В глазах публикаторов «трилогия о Куролесове — прежде всего памятник русской литературы XX века и блестящее описание московского и подмосковного быта 1960—1980-х годов». Назначенный статус памятника обязывает скрупулезно подходить к текстологии произведений — и в комментарии учтены все разночтения с журнальными публикациями, а также даны опущенные при редактуре фрагменты. Статус исторического источника заставляет проделывать, может быть, самую интересную — по крайней мере, для стороннего читателя — работу: разыскивать нужные иллюстрации (например, советские плакаты об опасности курения в постели и архивные фотографии давно снесенного Зонточного переулка в Москве), пояснять совершенно не очевидные сейчас реалии: так, «стеклянные орехи», которые посыпались из разбитого телевизора, — это отсутствующие в современных телевизорах радиолампы (изображение такой лампы приводится сбоку). Но у детективных повестей Коваля есть и еще один статус: это популярные детские книги.
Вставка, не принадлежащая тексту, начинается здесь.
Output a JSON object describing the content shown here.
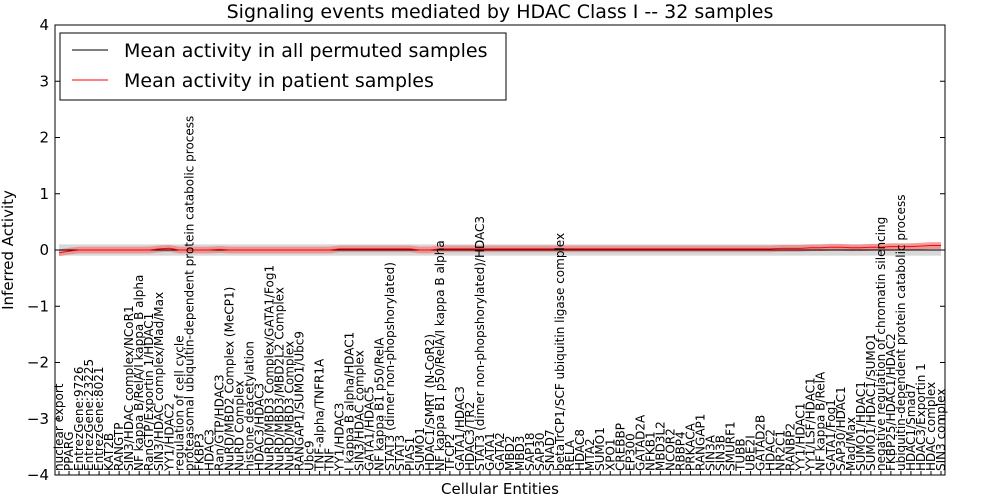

Их и сегодня с удовольствием читают дети (специально зашел в районную московскую библиотеку — здесь стоит «Куролесов» издания 2013 года, на самой книге маркировка 0+, а библиотечная наклейка указывает 12+ — явное завышение). Мультфильм по первой повести регулярно транслируют по телевидению. И то обстоятельство, что книга вполне может попасть в руки детям, заставляет снабдить иллюстрациями и сам текст, а в комментарий включить разъяснения самых простых вещей: школьник еще может не знать, что такое наган и колотый сахар, но вот что такое Эверест — знание, доступное, кажется, и дошкольникам. Этот разнобой осознают сами комментаторы — хотя они заранее отвечают не на то соображение, что комментарий местами «слишком детский», а на то, что он местами «слишком взрослый» («напомним, что подобные упреки в свое время высказывались и в адрес детских книг самого Коваля»).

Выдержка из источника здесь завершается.